Phylogenetic relationships, conservative motifs, promoter cis elements and gene structure. (A) A phylogenetic tree of the GhMYB gene family was constructed with MEGA 7.0. (B) The conserved motifs of GhMYB proteins were elucidated using MEME webpage and visualized in TBtools. (C) The promoter cis elements of GhMYBs were predicted, and the blocks represent different cis elements. (D) Gene structures of GhMYBs are represented. The boxes represent untranslated regions or coding regions, and the lines indicate introns.

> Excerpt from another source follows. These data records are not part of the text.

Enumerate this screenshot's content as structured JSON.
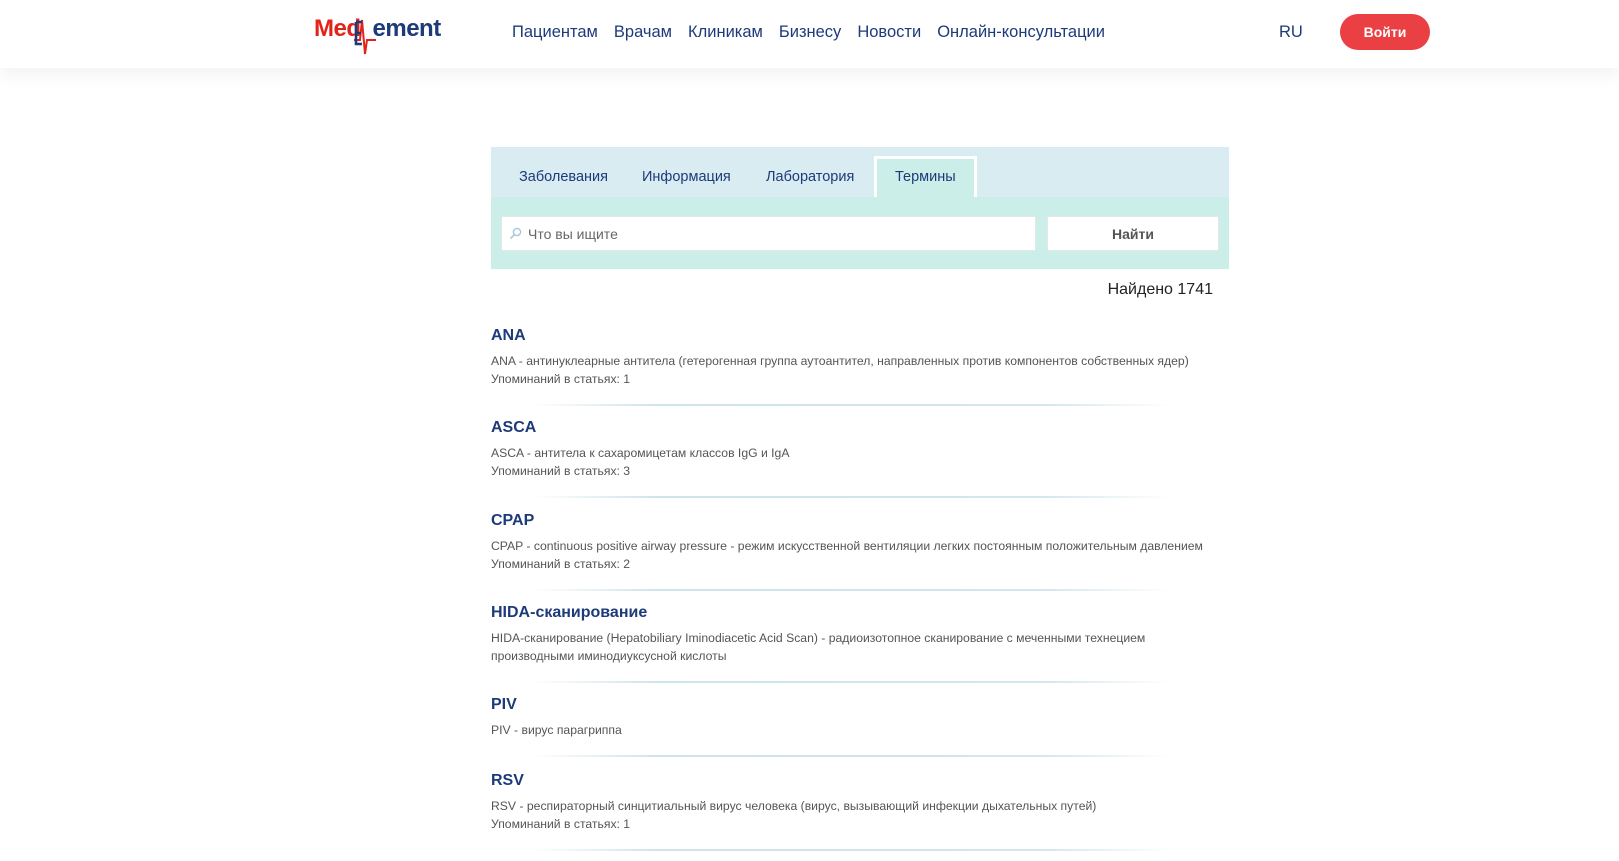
{
  "logo": {
    "part1": "Med",
    "part2": "ement"
  },
  "nav": [
    "Пациентам",
    "Врачам",
    "Клиникам",
    "Бизнесу",
    "Новости",
    "Онлайн-консультации"
  ],
  "lang": "RU",
  "login_label": "Войти",
  "tabs": [
    "Заболевания",
    "Информация",
    "Лаборатория",
    "Термины"
  ],
  "search": {
    "placeholder": "Что вы ищите",
    "button": "Найти"
  },
  "found": "Найдено 1741",
  "results": [
    {
      "title": "ANA",
      "desc": "ANA - антинуклеарные антитела (гетерогенная группа аутоантител, направленных против компонентов собственных ядер)",
      "count": "Упоминаний в статьях: 1"
    },
    {
      "title": "ASCA",
      "desc": "ASCA - антитела к сахаромицетам классов IgG и IgA",
      "count": "Упоминаний в статьях: 3"
    },
    {
      "title": "CPAP",
      "desc": "CPAP - continuous positive airway pressure - режим искусственной вентиляции легких постоянным положительным давлением",
      "count": "Упоминаний в статьях: 2"
    },
    {
      "title": "HIDA-сканирование",
      "desc": "HIDA-сканирование (Hepatobiliary Iminodiacetic Acid Scan) - радиоизотопное сканирование с меченными технецием производными иминодиуксусной кислоты",
      "count": ""
    },
    {
      "title": "PIV",
      "desc": "PIV - вирус парагриппа",
      "count": ""
    },
    {
      "title": "RSV",
      "desc": "RSV - респираторный синцитиальный вирус человека (вирус, вызывающий инфекции дыхательных путей)",
      "count": "Упоминаний в статьях: 1"
    }
  ]
}
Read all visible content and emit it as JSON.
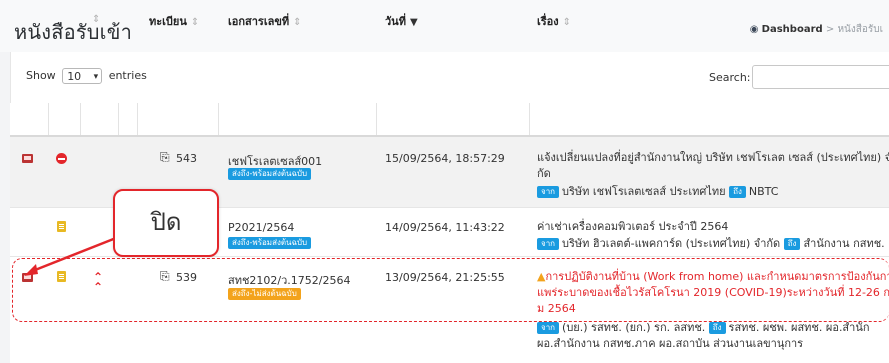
{
  "page": {
    "title": "หนังสือรับเข้า",
    "breadcrumb": {
      "home": "Dashboard",
      "separator": ">",
      "current": "หนังสือรับเ"
    }
  },
  "table_controls": {
    "show_label": "Show",
    "entries_value": "10",
    "entries_label": "entries",
    "search_label": "Search:"
  },
  "columns": {
    "reg_no": "ทะเบียน",
    "doc_no": "เอกสารเลขที่",
    "date": "วันที่",
    "subject": "เรื่อง"
  },
  "rows": [
    {
      "reg_no": "543",
      "doc_no": "เชฟโรเลตเซลส์001",
      "status": "ส่งถึง-พร้อมส่งต้นฉบับ",
      "date": "15/09/2564, 18:57:29",
      "subject_line1": "แจ้งเปลี่ยนแปลงที่อยู่สำนักงานใหญ่ บริษัท เชฟโรเลต เซลส์ (ประเทศไทย) จำ",
      "subject_line2": "กัด",
      "from_tag": "จาก",
      "from": "บริษัท เชฟโรเลตเซลส์ ประเทศไทย",
      "to_tag": "ถึง",
      "to": "NBTC"
    },
    {
      "reg_no": "",
      "doc_no": "P2021/2564",
      "status": "ส่งถึง-พร้อมส่งต้นฉบับ",
      "date": "14/09/2564, 11:43:22",
      "subject_line1": "ค่าเช่าเครื่องคอมพิวเตอร์ ประจำปี 2564",
      "from_tag": "จาก",
      "from": "บริษัท ฮิวเลตต์-แพคการ์ด (ประเทศไทย) จำกัด",
      "to_tag": "ถึง",
      "to": "สำนักงาน กสทช."
    },
    {
      "reg_no": "539",
      "doc_no": "สทช2102/ว.1752/2564",
      "status": "ส่งถึง-ไม่ส่งต้นฉบับ",
      "date": "13/09/2564, 21:25:55",
      "subject_line1": "การปฏิบัติงานที่บ้าน (Work from home) และกำหนดมาตรการป้องกันการ",
      "subject_line2": "แพร่ระบาดของเชื้อไวรัสโคโรนา 2019 (COVID-19)ระหว่างวันที่ 12-26 กรกฎา",
      "subject_line3": "ม 2564",
      "from_tag": "จาก",
      "from": "(บย.) รสทช. (ยก.) รก. ลสทช.",
      "to_tag": "ถึง",
      "to": "รสทช. ผชพ. ผสทช. ผอ.สำนัก",
      "to_line2": "ผอ.สำนักงาน กสทช.ภาค ผอ.สถาบัน ส่วนงานเลขานุการ"
    }
  ],
  "callout": {
    "text": "ปิด"
  },
  "colors": {
    "badge_blue": "#1a9be0",
    "badge_orange": "#f3a31c",
    "alert_red": "#e3262b"
  }
}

Conservative motif information of GhMYB proteins. The sequence logos of MYB repeats were based on full-length sequence alignments of all GhMYB proteins. The bit score indicated the information content for each position in the sequence. The overall height of each stack shows the conservation of the MYB protein sequence. Letters indicate the different types of amino acid residues.
Furthermore, the promoter cis elements were analyzed to predict the potential function of MYBs. A total of 5,064 cis elements with 15 different functions were identified in all GhMYBs (Fig. 4C), and some of them were related to the growth and development, hormone response and stress (such as salt and drought) response. A total of 4,722, 2,475 and 2,710 cis elements in GbMYB, GaMYB and GrMYB were found, respectively (Supplementary Figs. S8C, S9C and S10C), and all were classified into 15 groups with different functions in each species. Like the GhMYB, the cis elements related to the growth and development, hormone response and stress response were also observed in GbMYB, GaMYB and GrMYB. Together, the promoter of MYBs contained the abundant stress response–related ciselements, and thus, they played the indispensable roles in stress response.
Finally, the gene structure information suggested that all GhMYB, GbMYB, GaMYB and GrMYB contained the different numbers of coding sequences (CDS) and/or UTRs (Fig. 4D; Supplementary Figs. S8D, S9D and S10D). Both GhMYB and GaMYB had different numbers of CDS (ranging from 1 to 14), and the number of UTRs contained in GhMYB ranged from 0 to 4, while all GaMYBs had no UTR. The number of CDS present in both GbMYB and GrMYB ranged from 1 to 13. The number of UTRs ranged from 0 to 4 (GbMYB) and 0 to 5 (GrMYB). These results indicated that in each species, their gene structures were generally similar among the same subfamily, especially some close members.
Expression profiling and validation of GhMYB genes
Herein, GhMYBs were further selected to investigate the expression patterns of MYB following drought and salt stress. Based on transcriptomic data of GhMYB following drought treatment, the expression pattern of differentially expressed genes at different time points was presented in a heatmap (Fig. 6A) where the transcriptional levels of most GhMYBs were increased at 6 or 12 h. Subsequently, the expression patterns of 478 GhMYBs, at 0, 1, 3, 6, 12 and 24 h after drought stress, were sorted into nine clusters by K-means clustering, wherein a trend analysis was also performed (Fig. 6B). Similarly, the expression pattern of 478 GhMYBs after salt stress at different time points was presented in a heatmap (Supplementary Fig. S12A), which clustered into nine expression patterns (Supplementary Fig. S12B).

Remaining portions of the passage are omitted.